Watch Windsurfing Down the Mountains of Rishiri Island, Japan

Picture of Luke Bradshaw
Sports Editor
Updated: 9 May 2017

Windsurfing usually involves water, plenty of wind, and if you’re good enough, waves, but one man has taken his board to greater heights and to water of a whiter, colder and firmer variety.

Levi Siver, an Idaho native who moved to Hawaii to be closer to the ocean, took to the snow-capped mountains of Rishiri Island in Hokkaido, Japan to try his hand at windsurfing his way down.

The 36-year-old is considered one of the best freestyle windsurfers in the world, famous for his style and aerials. He took time out of his normal day-to-day life on the world’s waves to head to Rishiri Island, which sits at the northwest tip of Japan’s most northern major island, Hokkaido.

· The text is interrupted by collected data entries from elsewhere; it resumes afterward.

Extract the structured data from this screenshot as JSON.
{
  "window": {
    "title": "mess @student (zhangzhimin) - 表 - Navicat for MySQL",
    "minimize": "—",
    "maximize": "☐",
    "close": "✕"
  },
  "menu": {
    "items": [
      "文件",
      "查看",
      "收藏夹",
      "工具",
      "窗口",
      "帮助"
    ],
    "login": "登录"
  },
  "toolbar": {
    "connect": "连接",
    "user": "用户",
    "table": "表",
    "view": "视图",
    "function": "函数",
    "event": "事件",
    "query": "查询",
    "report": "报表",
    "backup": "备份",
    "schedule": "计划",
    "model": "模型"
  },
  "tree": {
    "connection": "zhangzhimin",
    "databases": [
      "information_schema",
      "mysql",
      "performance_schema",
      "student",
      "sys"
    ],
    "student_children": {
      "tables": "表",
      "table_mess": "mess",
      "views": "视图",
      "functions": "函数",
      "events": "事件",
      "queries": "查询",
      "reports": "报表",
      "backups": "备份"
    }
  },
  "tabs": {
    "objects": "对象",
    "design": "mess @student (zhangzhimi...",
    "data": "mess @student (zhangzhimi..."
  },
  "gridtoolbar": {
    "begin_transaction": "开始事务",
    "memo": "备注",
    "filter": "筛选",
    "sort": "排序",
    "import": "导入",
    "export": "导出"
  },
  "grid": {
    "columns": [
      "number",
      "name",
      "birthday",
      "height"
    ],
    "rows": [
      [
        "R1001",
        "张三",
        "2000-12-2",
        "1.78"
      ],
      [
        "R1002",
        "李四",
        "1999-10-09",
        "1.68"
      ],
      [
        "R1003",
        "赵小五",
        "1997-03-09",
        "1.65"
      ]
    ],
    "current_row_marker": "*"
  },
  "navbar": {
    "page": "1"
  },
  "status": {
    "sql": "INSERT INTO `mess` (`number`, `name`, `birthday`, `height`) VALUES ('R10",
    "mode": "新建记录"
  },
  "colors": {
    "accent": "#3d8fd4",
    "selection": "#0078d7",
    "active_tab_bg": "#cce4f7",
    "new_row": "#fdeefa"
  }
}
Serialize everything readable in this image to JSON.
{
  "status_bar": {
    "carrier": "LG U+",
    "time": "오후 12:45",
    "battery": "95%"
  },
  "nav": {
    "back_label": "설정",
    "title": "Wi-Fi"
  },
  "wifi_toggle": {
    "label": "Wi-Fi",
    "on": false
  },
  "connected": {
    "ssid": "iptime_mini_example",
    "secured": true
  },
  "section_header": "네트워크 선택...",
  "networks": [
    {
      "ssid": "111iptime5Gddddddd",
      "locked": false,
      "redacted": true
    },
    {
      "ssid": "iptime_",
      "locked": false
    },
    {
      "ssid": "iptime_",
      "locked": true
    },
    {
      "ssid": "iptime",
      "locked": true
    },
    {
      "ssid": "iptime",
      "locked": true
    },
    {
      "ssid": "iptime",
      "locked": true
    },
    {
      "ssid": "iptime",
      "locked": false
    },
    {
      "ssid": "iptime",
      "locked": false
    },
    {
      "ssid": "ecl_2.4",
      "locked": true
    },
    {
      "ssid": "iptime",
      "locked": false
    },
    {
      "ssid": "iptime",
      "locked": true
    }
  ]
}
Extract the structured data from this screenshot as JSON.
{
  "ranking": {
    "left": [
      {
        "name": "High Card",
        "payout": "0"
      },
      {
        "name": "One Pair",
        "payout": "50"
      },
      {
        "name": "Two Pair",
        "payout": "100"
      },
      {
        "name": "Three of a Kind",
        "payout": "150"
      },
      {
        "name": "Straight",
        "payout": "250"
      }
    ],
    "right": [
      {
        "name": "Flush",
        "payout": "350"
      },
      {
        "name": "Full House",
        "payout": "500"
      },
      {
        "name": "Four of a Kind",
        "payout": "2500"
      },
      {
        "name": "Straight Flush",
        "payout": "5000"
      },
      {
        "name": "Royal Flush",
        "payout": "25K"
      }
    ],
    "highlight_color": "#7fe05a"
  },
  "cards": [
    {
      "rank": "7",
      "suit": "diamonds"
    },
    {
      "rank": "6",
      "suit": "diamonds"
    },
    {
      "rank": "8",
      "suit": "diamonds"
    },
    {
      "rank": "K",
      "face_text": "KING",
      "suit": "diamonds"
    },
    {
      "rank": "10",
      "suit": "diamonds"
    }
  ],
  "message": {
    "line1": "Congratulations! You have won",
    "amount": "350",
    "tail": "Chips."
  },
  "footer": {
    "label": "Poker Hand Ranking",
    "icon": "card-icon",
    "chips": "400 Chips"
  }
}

Siver rides his board down Rishiri Mountain. | © Red Bull Content Pool

Of the relationship between the mountains and ocean, Siver explained, “What mountains and the ocean have in common is their unpredictability. The scenery is truly beautiful, but also extremely dangerous and the conditions change everyday. The idea for this project stemmed from the vision that we could transfer the elements of windsurfing onto a mountain and create the same exhilarating experience the surfer gets on the water. I’m always trying to find ways to challenge myself, but this project really sparked my curiosity.”

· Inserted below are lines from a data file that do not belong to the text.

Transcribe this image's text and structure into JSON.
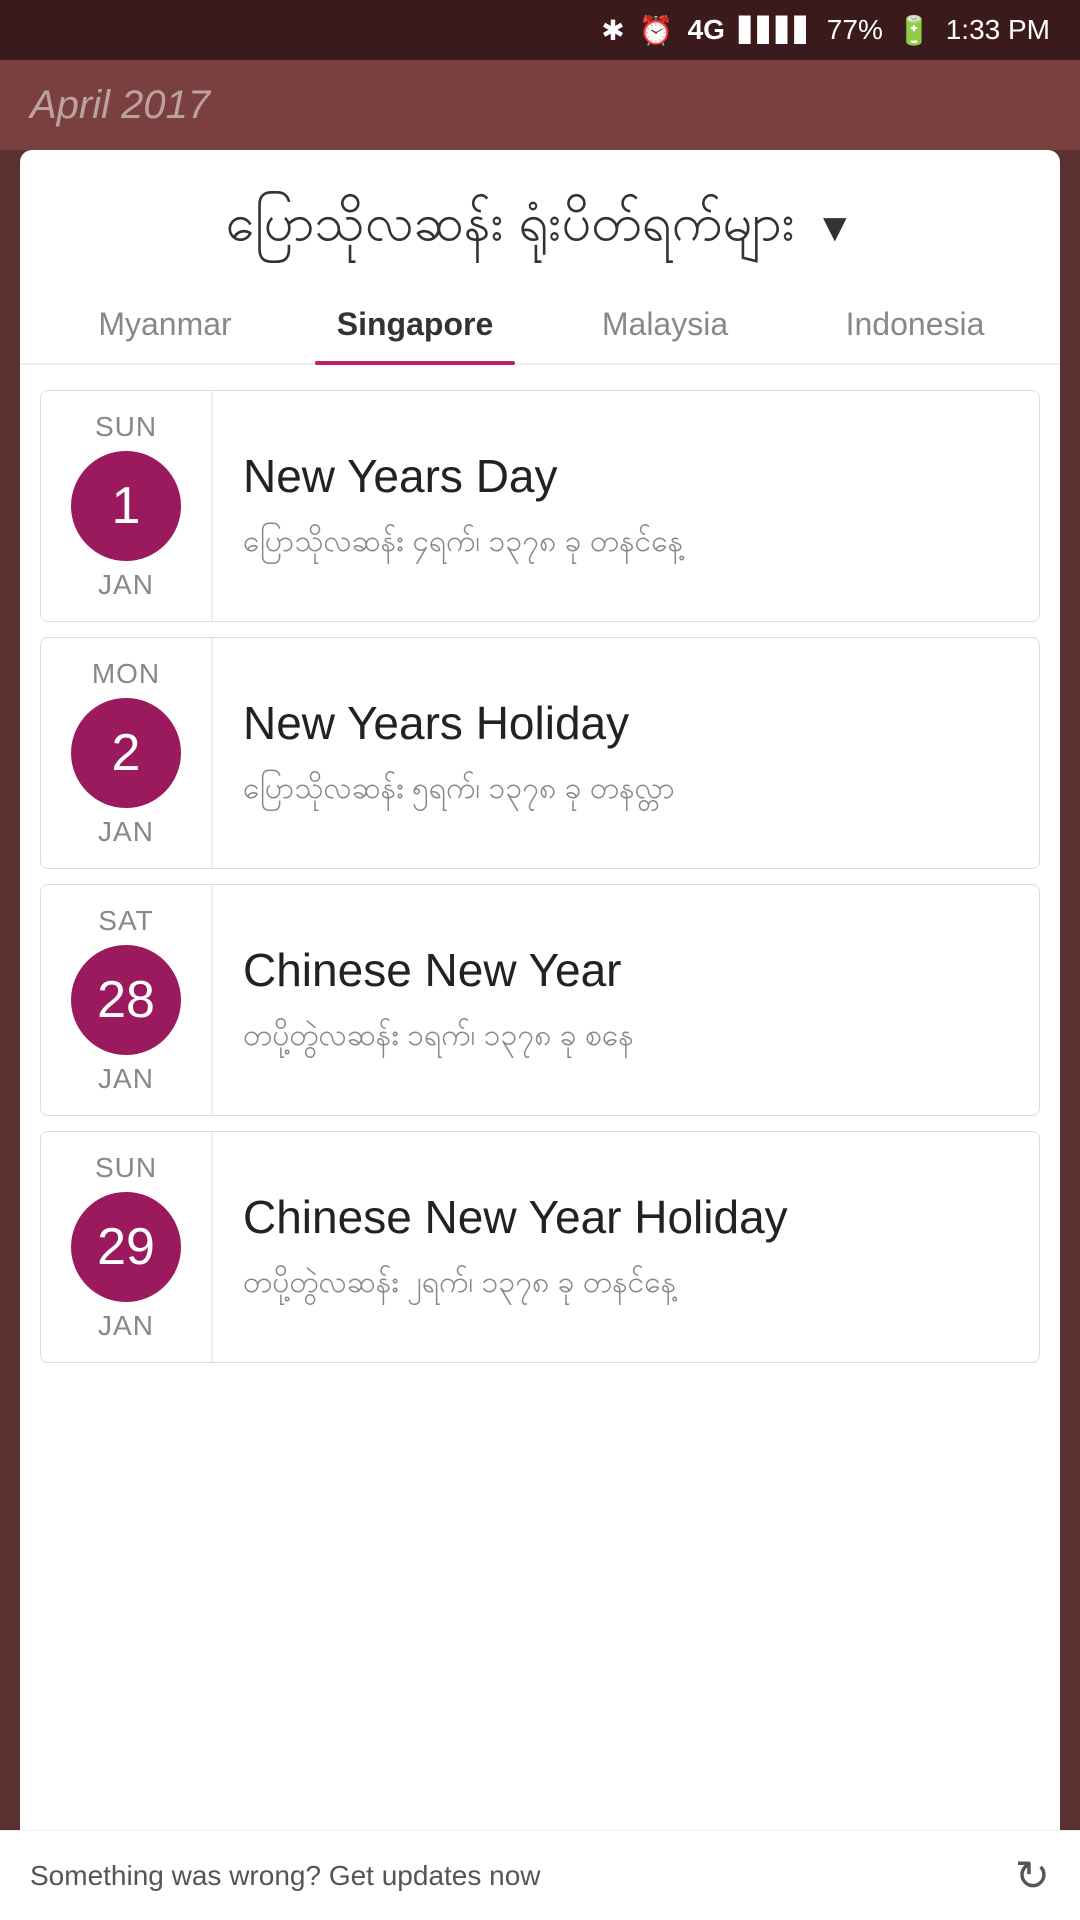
{
  "statusBar": {
    "battery": "77%",
    "time": "1:33 PM",
    "network": "4G"
  },
  "header": {
    "title": "ပြောသိုလဆန်း ရုံးပိတ်ရက်များ",
    "dropdownIcon": "▼",
    "bgTitleText": "April 2017"
  },
  "tabs": [
    {
      "id": "myanmar",
      "label": "Myanmar",
      "active": false
    },
    {
      "id": "singapore",
      "label": "Singapore",
      "active": true
    },
    {
      "id": "malaysia",
      "label": "Malaysia",
      "active": false
    },
    {
      "id": "indonesia",
      "label": "Indonesia",
      "active": false
    }
  ],
  "holidays": [
    {
      "id": 1,
      "dayName": "SUN",
      "dateNum": "1",
      "monthName": "JAN",
      "holidayName": "New Years Day",
      "myanmarDesc": "ပြောသိုလဆန်း ၄ရက်၊ ၁၃၇၈ ခု တနင်နေ့"
    },
    {
      "id": 2,
      "dayName": "MON",
      "dateNum": "2",
      "monthName": "JAN",
      "holidayName": "New Years Holiday",
      "myanmarDesc": "ပြောသိုလဆန်း ၅ရက်၊ ၁၃၇၈ ခု တနလ္တာ"
    },
    {
      "id": 3,
      "dayName": "SAT",
      "dateNum": "28",
      "monthName": "JAN",
      "holidayName": "Chinese New Year",
      "myanmarDesc": "တပို့တွဲလဆန်း ၁ရက်၊ ၁၃၇၈ ခု စနေ"
    },
    {
      "id": 4,
      "dayName": "SUN",
      "dateNum": "29",
      "monthName": "JAN",
      "holidayName": "Chinese New Year Holiday",
      "myanmarDesc": "တပို့တွဲလဆန်း ၂ရက်၊ ၁၃၇၈ ခု တနင်နေ့"
    }
  ],
  "bottomBar": {
    "message": "Something was wrong? Get updates now",
    "refreshIconLabel": "↻"
  }
}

Siver, a fan of windsurfing and snowboarding, said the idea was born out of discovering whether he could combine the two sports together. The project took 20 days to film.

Within that, an average day of filming took seven hours, but a large chunk of that had very little windsurfing involved. To ride down a mountain requires getting to the top, so two hours hiking were first and foremost. Then, unlike skiing or snowboarding, came the small matter of waiting for the right wind. Some days involved a three-hour wait in -13 degrees Celsius.

Siver hikes Rishiri Mountain with his board strapped to his back. | © Red Bull Content Pool

“I wanted to be the first person to try alpine windsurfing on a finned board,” Siver said. “Using a snowboard would actually be optimum for performance, but I really wanted to recreate that unique sensation of windsurfing and to do that I need to make a board somewhere in between a snowboard and windsurfing board.

“The board has the rail and fin you need for surfing and there are no bindings. It has straps and its ridden with surf boots so on the drop in you get the same feeling as when you’re windsurfing. But you’re looking down on a mountain, not the ocean.”